WLA was founded in 1925 by St. Peter's Lutheran Church in Fond du Lac. After its start at the corner of Second and Marr streets in downtown Fond du Lac next to St. Peter's Church, the academy was moved in 1955 to its current location at 475 E. Merrill Avenue.

It is the parent school of WLA Schools, a group of Lutheran grade schools. The schools are located within a 50 mi radius of Fond du Lac.

On September 30, 2020, WLA bought 120 acre of land west of Fond du Lac and intends to build a new campus at this location.

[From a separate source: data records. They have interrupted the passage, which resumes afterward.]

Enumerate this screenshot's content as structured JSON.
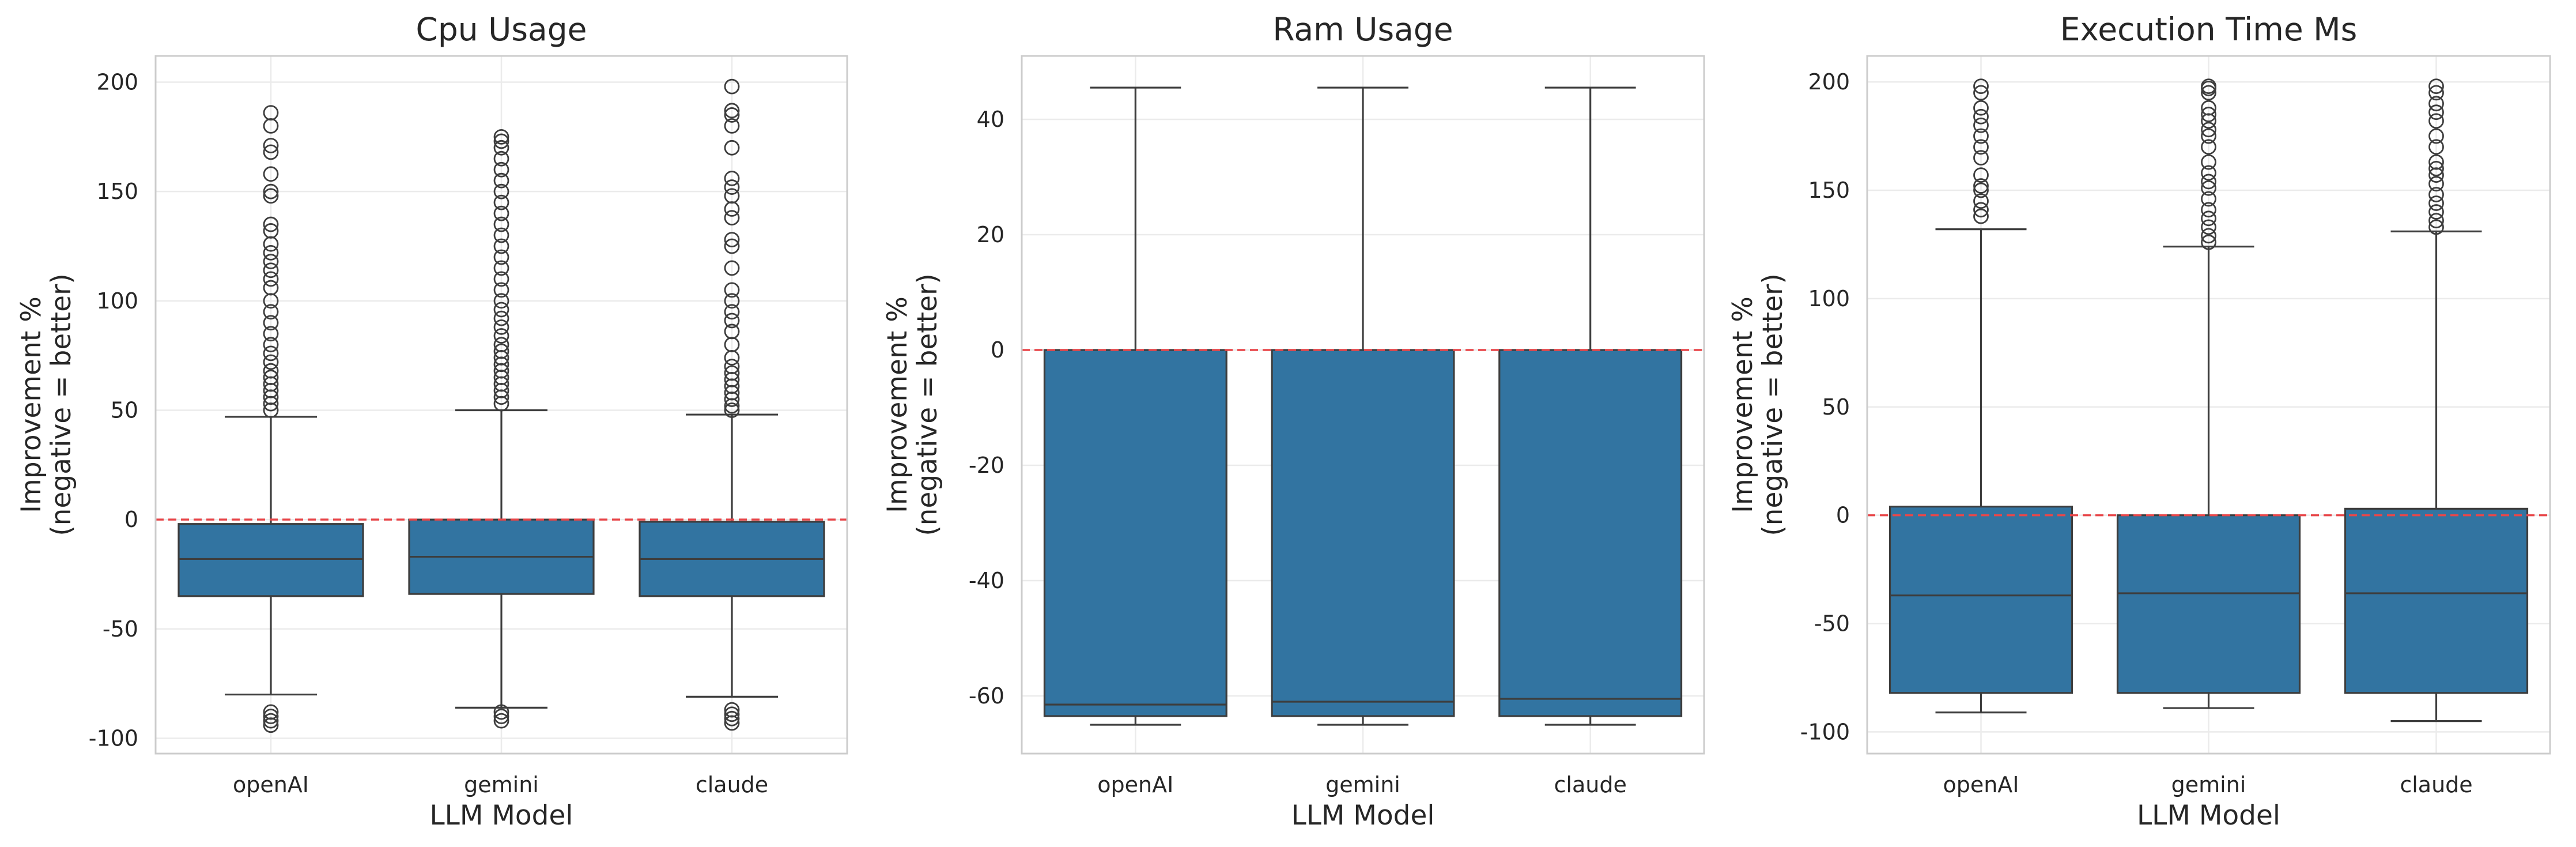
{
  "style": {
    "box_fill": "#3274a1",
    "line_color": "#3d3d3d",
    "zero_line_color": "#e8474a",
    "grid_color": "#ebebeb",
    "frame_color": "#cccccc"
  },
  "chart_data": [
    {
      "type": "box",
      "title": "Cpu Usage",
      "xlabel": "LLM Model",
      "ylabel": [
        "Improvement %",
        "(negative = better)"
      ],
      "ylim": [
        -107,
        212
      ],
      "yticks": [
        -100,
        -50,
        0,
        50,
        100,
        150,
        200
      ],
      "grid": true,
      "reference_line": 0,
      "categories": [
        "openAI",
        "gemini",
        "claude"
      ],
      "boxes": [
        {
          "whislo": -80,
          "q1": -35,
          "med": -18,
          "q3": -2,
          "whishi": 47,
          "fliers": [
            -94,
            -92,
            -90,
            -88,
            50,
            53,
            56,
            59,
            62,
            65,
            68,
            72,
            76,
            80,
            85,
            90,
            95,
            100,
            106,
            110,
            114,
            118,
            122,
            126,
            132,
            135,
            148,
            150,
            158,
            168,
            171,
            180,
            186
          ]
        },
        {
          "whislo": -86,
          "q1": -34,
          "med": -17,
          "q3": 0,
          "whishi": 50,
          "fliers": [
            -92,
            -90,
            -88,
            53,
            56,
            59,
            62,
            65,
            68,
            71,
            74,
            77,
            80,
            84,
            88,
            92,
            96,
            100,
            105,
            110,
            115,
            120,
            125,
            130,
            135,
            140,
            145,
            150,
            155,
            160,
            165,
            170,
            173,
            175
          ]
        },
        {
          "whislo": -81,
          "q1": -35,
          "med": -18,
          "q3": -1,
          "whishi": 48,
          "fliers": [
            -93,
            -91,
            -89,
            -87,
            50,
            52,
            55,
            58,
            61,
            64,
            67,
            70,
            74,
            80,
            86,
            91,
            95,
            100,
            105,
            115,
            125,
            128,
            138,
            142,
            148,
            152,
            156,
            170,
            180,
            185,
            187,
            198
          ]
        }
      ]
    },
    {
      "type": "box",
      "title": "Ram Usage",
      "xlabel": "LLM Model",
      "ylabel": [
        "Improvement %",
        "(negative = better)"
      ],
      "ylim": [
        -70,
        51
      ],
      "yticks": [
        -60,
        -40,
        -20,
        0,
        20,
        40
      ],
      "grid": true,
      "reference_line": 0,
      "categories": [
        "openAI",
        "gemini",
        "claude"
      ],
      "boxes": [
        {
          "whislo": -65,
          "q1": -63.5,
          "med": -61.5,
          "q3": 0,
          "whishi": 45.5,
          "fliers": []
        },
        {
          "whislo": -65,
          "q1": -63.5,
          "med": -61,
          "q3": 0,
          "whishi": 45.5,
          "fliers": []
        },
        {
          "whislo": -65,
          "q1": -63.5,
          "med": -60.5,
          "q3": 0,
          "whishi": 45.5,
          "fliers": []
        }
      ]
    },
    {
      "type": "box",
      "title": "Execution Time Ms",
      "xlabel": "LLM Model",
      "ylabel": [
        "Improvement %",
        "(negative = better)"
      ],
      "ylim": [
        -110,
        212
      ],
      "yticks": [
        -100,
        -50,
        0,
        50,
        100,
        150,
        200
      ],
      "grid": true,
      "reference_line": 0,
      "categories": [
        "openAI",
        "gemini",
        "claude"
      ],
      "boxes": [
        {
          "whislo": -91,
          "q1": -82,
          "med": -37,
          "q3": 4,
          "whishi": 132,
          "fliers": [
            138,
            141,
            145,
            150,
            152,
            157,
            165,
            170,
            175,
            180,
            184,
            188,
            195,
            198
          ]
        },
        {
          "whislo": -89,
          "q1": -82,
          "med": -36,
          "q3": 0,
          "whishi": 124,
          "fliers": [
            126,
            129,
            133,
            137,
            141,
            146,
            151,
            154,
            158,
            163,
            170,
            175,
            178,
            182,
            185,
            188,
            195,
            197,
            198
          ]
        },
        {
          "whislo": -95,
          "q1": -82,
          "med": -36,
          "q3": 3,
          "whishi": 131,
          "fliers": [
            133,
            136,
            140,
            144,
            148,
            153,
            157,
            160,
            163,
            170,
            175,
            182,
            186,
            190,
            195,
            198
          ]
        }
      ]
    }
  ]
}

The land is located between Highway 23 and Highway OOO.

== Demographics ==
As of the 2017–18 school year, WLA enrolled 303 students, 288 of whom were white, 11 were Asian, three were black, and one was Hispanic.

== Athletics ==
The athletic teams at Winnebago Lutheran Academy are known as the Vikings and their colors are royal blue and white. They compete in the Wisconsin Flyway Conference of the Wisconsin Interscholastic Athletic Association. The Vikings have won one WIAA state championship, the 2011 Division 3 baseball championship.

Their primary rival is the Ledgers of St. Mary Springs High School, also in Fond du Lac. They also have a rivalry with Chargers of Kettle Moraine Lutheran High School, another WELS high school.